Hier sortait un livre du même, intitulé Brèves de blog, le nouvel âge de la conversation, qui est un florilège des commentaires publiés après quatre ans d'existence de la "RDL", comme ils disent. A raison d'environ 200 commentaires par article, il a dû passer quelques heures passionnantes pour en sélectionner seulement 600... Au delà du fait que les rares fois où je me suis attardé du côté de ce magma, j'ai trouvé ça plutôt ennuyeux et bien souvent hors-sujet, rasoir, pédant... ce qui m'a intéressé dans le billet où il présente ce livre, c'est une réflexion sur l'anonymat et la perception du message écrit, bien différente de l'oralité :
L’anonymat libère parfois une humeur bridée, parfois des forces sombres. Il dilue la peur. De grands bavards du virtuel se révèlent être muets dans le réel. L’anonymat nous autorise à explorer des pans de notre personnalité comme nous n’aurions jamais osé le faire sous notre propre nom (…) Beaucoup rejettent l’idée de leur lâcheté supposée. Ils récusent le fait que le pseudonyme soit un moyen d’échapper à l’identité puisqu’ils le tiennent pour une autre identité que celle de la vraie vie, une identité numérique reconnaissable seulement sur la Toile. En ce sens, elle ne relèverait donc pas de l’anonymat. Ils sont au fond plus proches des hétéronymes chers à Fernando Pessoa : eux aussi portent un ou plusieurs « autres noms » destinés à révéler différentes facettes de leur personnalité. Il faut les accueillir comme autant de noms de guerre. (…) Le fait est que l’internet désinhibe comme aucun média de masse avant lui. L’usage des faux noms et des fausses adresses y est pour beaucoup. L’interlocuteur n’ayant pas de visage, de regard ni de gestes, il est privé de l’éloquence du corps ; il ne peut être jugé sur son apparence ; le grain de sa voix nous étant inconnu, on ne peut rien tirer de cet écho d’ordinaire si expressif. Tout passe par l’écriture ; encore celle-ci s’avance-t-elle dépourvue de ce qui renseigne tant en elle, la graphie. (…) Le recours au pseudonyme déforme le débat d’idées, que l’absence d’intonation fausse un peu plus. Pas d’identité réelle, pas de voix, pas de corps, pas de visage. Qui me parle et exige ma réponse ? L’homme invisible. Dans ce terrain mouvant, le dérapage est programmé. Alors le pseudonyme a tôt fait de transformer le commentaire en dénonciation, et le message en lettre anonyme décachetée.

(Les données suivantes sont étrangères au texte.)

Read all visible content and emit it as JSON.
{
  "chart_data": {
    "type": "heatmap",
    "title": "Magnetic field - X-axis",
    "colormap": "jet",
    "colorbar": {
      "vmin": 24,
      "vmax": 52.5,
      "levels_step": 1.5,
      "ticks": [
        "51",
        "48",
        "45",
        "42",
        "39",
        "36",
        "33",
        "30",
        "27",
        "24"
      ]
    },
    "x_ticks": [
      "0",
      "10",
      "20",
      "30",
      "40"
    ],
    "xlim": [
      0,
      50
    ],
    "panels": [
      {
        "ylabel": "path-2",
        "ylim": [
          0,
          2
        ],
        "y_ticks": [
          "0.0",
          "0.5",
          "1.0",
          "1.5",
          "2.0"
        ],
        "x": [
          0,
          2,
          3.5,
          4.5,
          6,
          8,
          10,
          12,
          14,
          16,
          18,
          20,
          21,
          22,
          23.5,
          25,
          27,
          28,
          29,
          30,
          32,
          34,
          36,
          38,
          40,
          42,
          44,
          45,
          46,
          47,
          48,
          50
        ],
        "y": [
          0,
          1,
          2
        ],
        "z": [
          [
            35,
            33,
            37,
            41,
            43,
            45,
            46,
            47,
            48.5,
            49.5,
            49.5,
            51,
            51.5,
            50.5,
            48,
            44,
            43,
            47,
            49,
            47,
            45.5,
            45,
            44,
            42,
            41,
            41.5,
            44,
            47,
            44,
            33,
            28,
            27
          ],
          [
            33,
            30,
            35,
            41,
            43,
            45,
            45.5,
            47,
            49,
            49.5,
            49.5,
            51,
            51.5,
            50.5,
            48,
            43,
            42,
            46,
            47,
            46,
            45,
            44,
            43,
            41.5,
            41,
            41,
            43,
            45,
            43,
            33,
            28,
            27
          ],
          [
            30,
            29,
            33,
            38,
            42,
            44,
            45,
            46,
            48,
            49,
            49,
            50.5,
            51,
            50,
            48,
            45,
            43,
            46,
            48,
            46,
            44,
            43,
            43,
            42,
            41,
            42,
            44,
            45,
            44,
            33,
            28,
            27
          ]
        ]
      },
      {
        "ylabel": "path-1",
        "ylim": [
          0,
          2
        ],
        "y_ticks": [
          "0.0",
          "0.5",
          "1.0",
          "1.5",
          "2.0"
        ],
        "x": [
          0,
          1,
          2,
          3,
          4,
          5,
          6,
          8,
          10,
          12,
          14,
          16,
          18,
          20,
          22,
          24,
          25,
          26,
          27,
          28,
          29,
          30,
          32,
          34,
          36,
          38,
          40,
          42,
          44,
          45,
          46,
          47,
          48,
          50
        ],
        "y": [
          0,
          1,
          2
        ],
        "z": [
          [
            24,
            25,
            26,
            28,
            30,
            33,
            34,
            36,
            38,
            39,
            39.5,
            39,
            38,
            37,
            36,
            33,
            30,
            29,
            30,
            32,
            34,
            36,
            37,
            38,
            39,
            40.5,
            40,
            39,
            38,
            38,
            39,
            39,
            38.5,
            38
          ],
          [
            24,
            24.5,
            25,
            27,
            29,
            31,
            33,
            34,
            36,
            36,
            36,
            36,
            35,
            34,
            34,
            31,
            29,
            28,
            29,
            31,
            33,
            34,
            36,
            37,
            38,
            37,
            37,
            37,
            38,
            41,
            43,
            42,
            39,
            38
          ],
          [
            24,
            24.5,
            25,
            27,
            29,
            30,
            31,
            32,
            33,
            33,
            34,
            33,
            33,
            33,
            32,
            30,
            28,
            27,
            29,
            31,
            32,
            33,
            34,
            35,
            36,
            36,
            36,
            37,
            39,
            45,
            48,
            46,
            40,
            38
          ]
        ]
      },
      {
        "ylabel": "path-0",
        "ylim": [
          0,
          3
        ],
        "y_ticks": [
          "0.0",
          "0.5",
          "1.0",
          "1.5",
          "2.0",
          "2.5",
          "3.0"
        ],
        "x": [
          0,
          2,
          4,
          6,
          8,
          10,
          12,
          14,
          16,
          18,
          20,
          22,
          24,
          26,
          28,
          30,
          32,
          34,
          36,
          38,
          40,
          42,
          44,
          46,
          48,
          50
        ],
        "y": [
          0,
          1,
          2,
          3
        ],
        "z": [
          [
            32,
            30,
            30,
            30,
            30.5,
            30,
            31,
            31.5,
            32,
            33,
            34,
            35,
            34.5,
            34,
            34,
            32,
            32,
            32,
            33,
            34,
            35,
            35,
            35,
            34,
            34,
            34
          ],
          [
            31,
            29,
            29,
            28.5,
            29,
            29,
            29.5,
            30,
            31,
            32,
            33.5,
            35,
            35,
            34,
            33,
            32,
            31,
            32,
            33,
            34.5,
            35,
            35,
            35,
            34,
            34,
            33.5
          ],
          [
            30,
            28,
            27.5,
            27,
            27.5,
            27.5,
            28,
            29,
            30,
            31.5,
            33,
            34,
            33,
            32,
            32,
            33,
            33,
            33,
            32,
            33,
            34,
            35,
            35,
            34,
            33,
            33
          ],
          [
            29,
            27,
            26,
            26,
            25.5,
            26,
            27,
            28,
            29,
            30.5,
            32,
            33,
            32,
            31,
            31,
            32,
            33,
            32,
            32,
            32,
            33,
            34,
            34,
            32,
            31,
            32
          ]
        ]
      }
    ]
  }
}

On pourrait trouver dommage que Pierre Assouline ne publie pas une anthologie de ses "écrits de blogs", qui serait, j'en suis sûr, d'une lecture fort agréable, mais là n'est pas le propos. Je me suis rassuré à lire le dernier paragraphe de son (long) billet, qui me confirme que je ne suis pas dans l'erreur et qu'il n'est pas dupe :
Que reste-t-il une fois évacué tout ce qui pollue la conversation, la bêtise à front de taureau, le parasitage délibéré, les dérapages trop bien contrôlés, les lieux communs, les répétitions, le hors sujet intempestif, la diffamation et la calomnie, le racisme et l’antisémitisme, la délation, les appels au meurtre ?… Ce que j’ai retrouvé au-dessus du tamis après des mois d’un orpaillage systématique et acharné est constitué d’un improbable alliage comme seules les sociétés virtuelles en produisent, concentré d’intelligence, d’esprit, d’humour, de culture et d’audace parfois mâtiné de méchanceté, de haine, de perversité pas toujours littéraires. (…) Est-ce pour autant une conversation de bonne compagnie ? En tout cas, elle est devenue la nôtre.